Hi there! (sorry for the late reply)
For the hair, I sculpted the detail and used separate pieces.
What I mean by this is the main body of hair on her scalp is one subtool divided up and sculpted on. The buns are separate parts too, as well as the hair bangs. Buns and Hair bangs are separate polygroup pieces in two big subtools.
To make the main body of hair, I masked out the area for her scalp by painting a mask then used “Extract” found in your subtool pallete.
Give a fair amount of thickness so its no too thin, and so it is just enough to sculpt on top. Make sure that the thickness of your scalp piece is cutting into your character’s hair too, so your hair piece stays grounded to the character’s head. (Eye ball the thickness value since scale and proportion will vary from project to project.)
Use a fair amount of reference for your hair style. Don’t go too overboard, so you can get to work. Make note of how the hair style is made and where your splits are.
Use whichever brushes you’re comfortable with.
I used a combo from Tomas Wittelsbach’s brush pack and SK brush pack coupled with Damian standard and clay brushes. Build up your forms with broader wide brushes to smaller ones. Think of it as a a hierarchy like a pyramid; for instance, you build bigger pieces at the bottom and smaller up top. Furthermore, leave the tiny strands for last.
Be sure to split your areas early to get a sense of where your hair direction is and how its structured.
Hair gets pulled around remember that, so keep tension in mind when making your hair.
I got by using "Lazy mouse" with varying radius values to get those long consistent trails. In addition, sculpt at a low intensity then work your way up. Go from broader to thinner marks, and smooth a little bit over the main body of your locks at low intensity. Keep the transitions sharp to show separation and stacking. Once you have it blocked out, you can keep tweaking and smooth where necessary.

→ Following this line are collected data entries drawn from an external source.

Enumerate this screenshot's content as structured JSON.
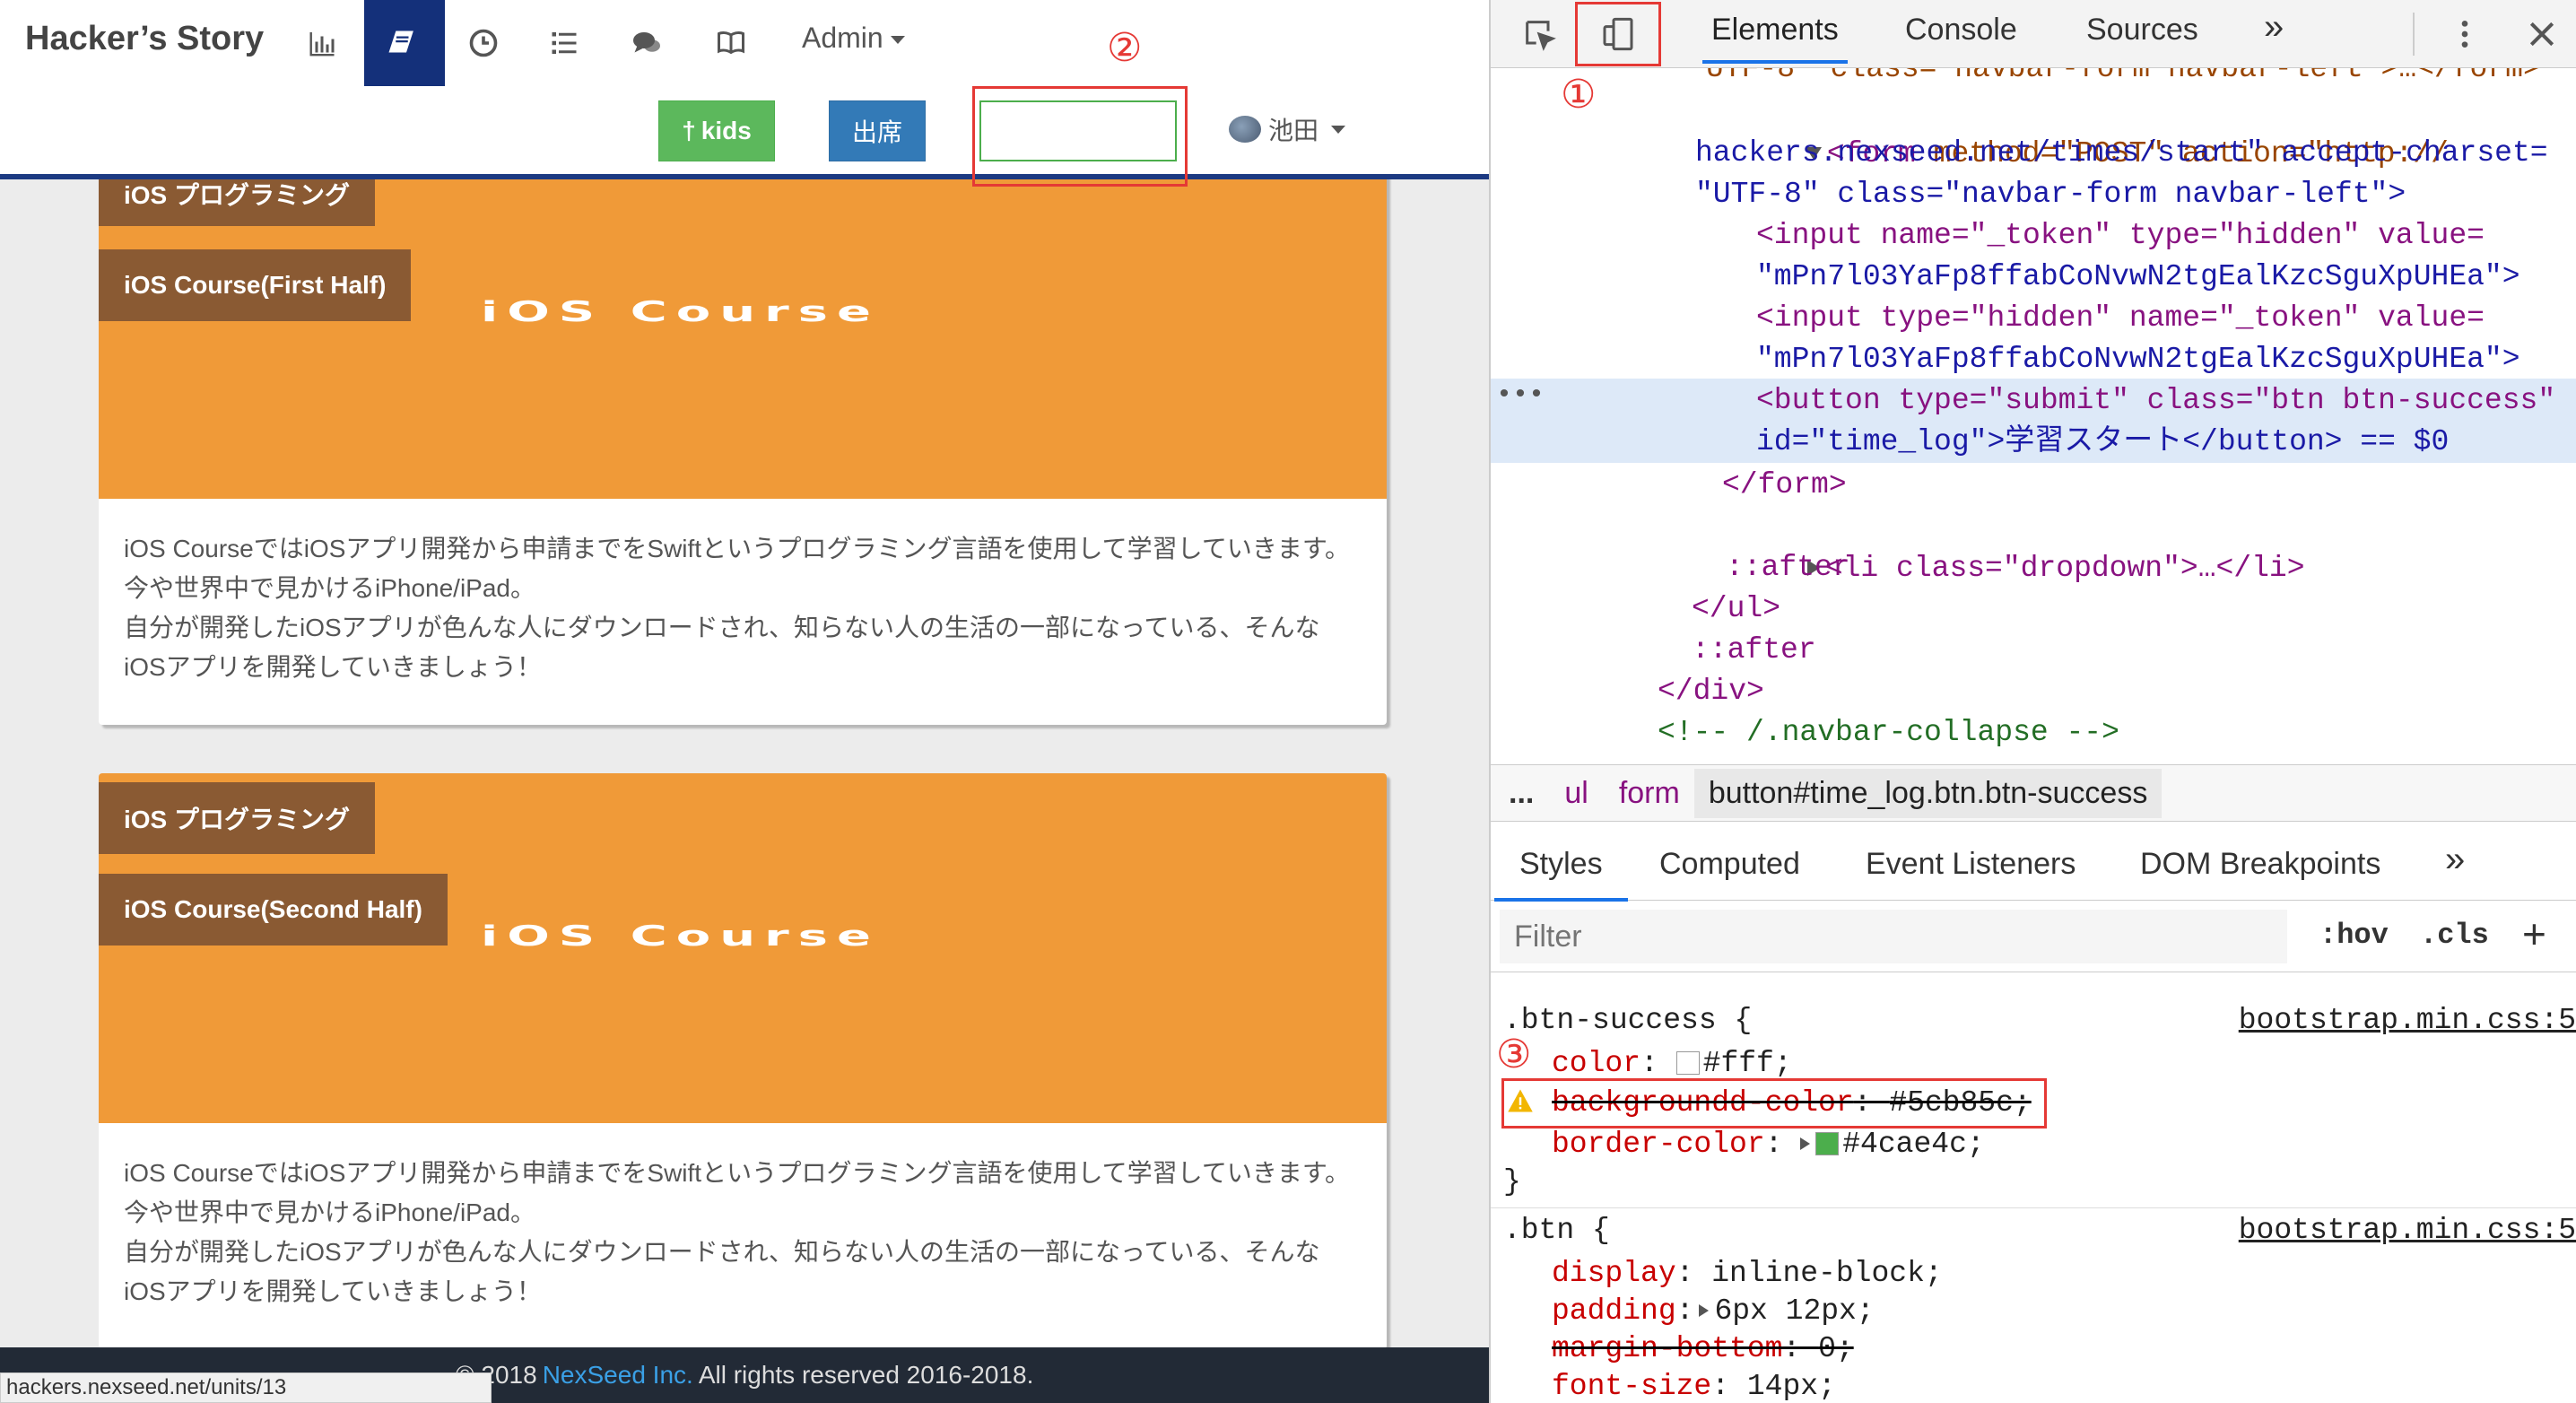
{
  "site": {
    "brand": "Hacker’s Story",
    "nav_icons": [
      "bar-chart-icon",
      "book-icon",
      "clock-icon",
      "list-icon",
      "comments-icon",
      "open-book-icon"
    ],
    "admin_label": "Admin",
    "kids_label": "kids",
    "attend_label": "出席",
    "user_name": "池田",
    "marker_2": "②",
    "cards": [
      {
        "tag_category": "iOS プログラミング",
        "tag_title": "iOS Course(First Half)",
        "hero_title": "iOS Course",
        "description": [
          "iOS CourseではiOSアプリ開発から申請までをSwiftというプログラミング言語を使用して学習していきます。",
          "今や世界中で見かけるiPhone/iPad。",
          "自分が開発したiOSアプリが色んな人にダウンロードされ、知らない人の生活の一部になっている、そんな",
          "iOSアプリを開発していきましょう！"
        ]
      },
      {
        "tag_category": "iOS プログラミング",
        "tag_title": "iOS Course(Second Half)",
        "hero_title": "iOS Course",
        "description": [
          "iOS CourseではiOSアプリ開発から申請までをSwiftというプログラミング言語を使用して学習していきます。",
          "今や世界中で見かけるiPhone/iPad。",
          "自分が開発したiOSアプリが色んな人にダウンロードされ、知らない人の生活の一部になっている、そんな",
          "iOSアプリを開発していきましょう！"
        ]
      }
    ],
    "footer": {
      "prefix": "© 2018",
      "link": "NexSeed Inc.",
      "suffix": "All rights reserved 2016-2018."
    },
    "status_url": "hackers.nexseed.net/units/13"
  },
  "devtools": {
    "marker_1": "①",
    "tabs": [
      "Elements",
      "Console",
      "Sources"
    ],
    "more_tabs": "»",
    "elements_lines": {
      "l0": "UTF-8\" class=\"navbar-form navbar-left\">…</form>",
      "l1_tag": "<form",
      "l1_attrs": " method=\"POST\" action=\"http://",
      "l2": "hackers.nexseed.net/times/start\" accept-charset=",
      "l3": "\"UTF-8\" class=\"navbar-form navbar-left\">",
      "l4": "<input name=\"_token\" type=\"hidden\" value=",
      "l5": "\"mPn7l03YaFp8ffabCoNvwN2tgEalKzcSguXpUHEa\">",
      "l6": "<input type=\"hidden\" name=\"_token\" value=",
      "l7": "\"mPn7l03YaFp8ffabCoNvwN2tgEalKzcSguXpUHEa\">",
      "l8": "<button type=\"submit\" class=\"btn btn-success\"",
      "l9": "id=\"time_log\">学習スタート</button> == $0",
      "l10": "</form>",
      "l11": "<li class=\"dropdown\">…</li>",
      "l12": "::after",
      "l13": "</ul>",
      "l14": "::after",
      "l15": "</div>",
      "l16": "<!-- /.navbar-collapse -->"
    },
    "breadcrumb": [
      "...",
      "ul",
      "form",
      "button#time_log.btn.btn-success"
    ],
    "style_tabs": [
      "Styles",
      "Computed",
      "Event Listeners",
      "DOM Breakpoints"
    ],
    "filter_placeholder": "Filter",
    "hov": ":hov",
    "cls": ".cls",
    "plus": "+",
    "marker_3": "③",
    "rules": {
      "btn_success": {
        "selector": ".btn-success {",
        "source": "bootstrap.min.css:5",
        "color_prop": "color",
        "color_val": "#fff;",
        "bg_prop": "backgroundd-color",
        "bg_val": "#5cb85c;",
        "border_prop": "border-color",
        "border_val": "#4cae4c;",
        "close": "}"
      },
      "btn": {
        "selector": ".btn {",
        "source": "bootstrap.min.css:5",
        "display_prop": "display",
        "display_val": "inline-block;",
        "padding_prop": "padding",
        "padding_val": "6px 12px;",
        "margin_prop": "margin-bottom",
        "margin_val": "0;",
        "font_prop": "font-size",
        "font_val": "14px;"
      }
    },
    "colors": {
      "swatch_white": "#ffffff",
      "swatch_green": "#4cae4c",
      "highlight_red": "#e53935"
    }
  }
}
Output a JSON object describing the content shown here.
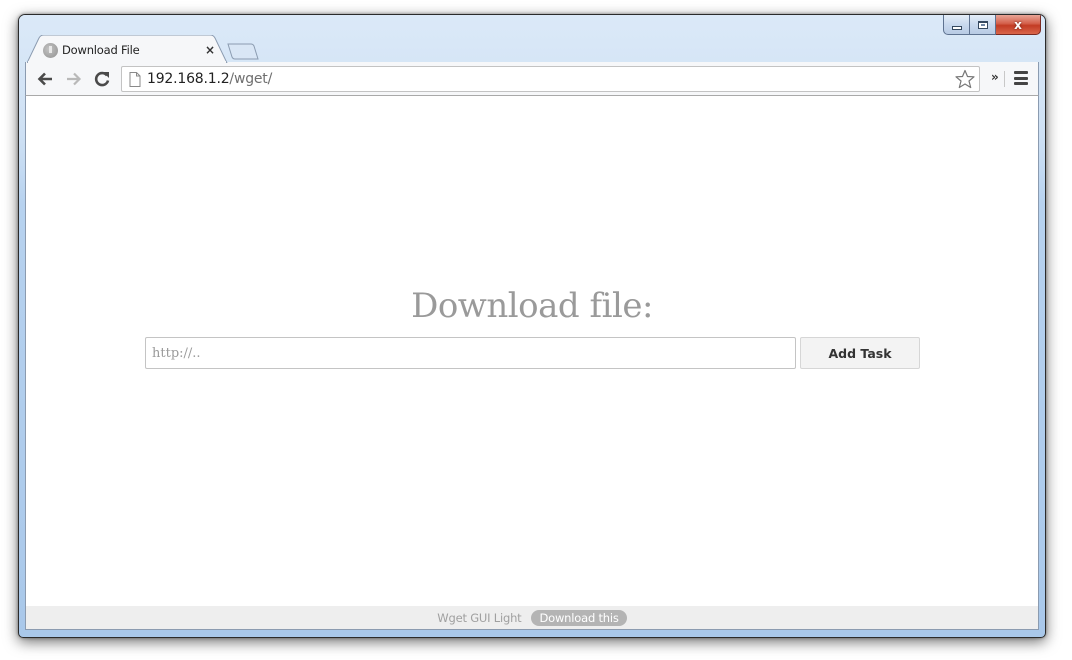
{
  "window": {
    "caption_buttons": {
      "minimize": "minimize",
      "maximize": "maximize",
      "close": "x"
    }
  },
  "browser": {
    "tabs": [
      {
        "title": "Download File",
        "active": true,
        "favicon": "globe-icon",
        "close_glyph": "×"
      }
    ],
    "new_tab": "new-tab-icon",
    "address_bar": {
      "host": "192.168.1.2",
      "path": "/wget/"
    },
    "toolbar": {
      "overflow_glyph": "»"
    }
  },
  "page": {
    "heading": "Download file:",
    "url_input": {
      "value": "",
      "placeholder": "http://.."
    },
    "add_button": "Add Task",
    "footer": {
      "brand": "Wget GUI Light",
      "link": "Download this"
    }
  }
}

How to get the hair bangs?
I made a very low poly strip of geometry that ran along the hair line (minimal spans) and used “Nanomesh” based on a hair lock mesh from converting one of the hair IMM brushes from SK brush pack. (You can make your own basic mesh for the locks its pretty simple)
Spawn your nanomesh on the geo strip and proceed to tweak your nanomesh settings.
The instances were aligned accordingly with the rotation offsets and y offset. Play with your size, length, and height as well as their Var sliders found next to them. I kept mines uniform but you can play with random distribution and random seed too. You can add multiple instances with varied pieces to better flourish your block up.
After filling up the hair line.
Make your nanomesh instances real and auto group your new meshes. Use move, move topological, elastic, and snake hook to form your hair bangs to the shapes you want them. Add subdivisions to them and sculpt more detail on top just like the scalp.
Hair Buns and final notes
The Hair Buns are just two pieces added on then sculpted over. Although, the spirally pieces over them are just beveled coil meshes with added subdivision and warped with elastic and move brush.
The locks of hair on the sides of her head are styled the same way as the buns and bangs. Separate parts pasted in and tweaked with snake hook and move tools. (try cloth hook too it can give some nice results!)
Fly-aways on the side were were done with curve tube brushes. A handy way to spawn tubes is by creasing an edgeloop on the main hair piece with zmodeler. You create a curve with “Frame Mesh” under Stroke >> Curve Function and have creased edges be the only button turned on. After that select your curve brush and tap on the new curve that was made from earlier. Decide on what you like, delete the curve and proceed to tweak your new hair strand.
I hope this info proved helpful for you
Don’t hesitate to ask if any part was confusing or lacking.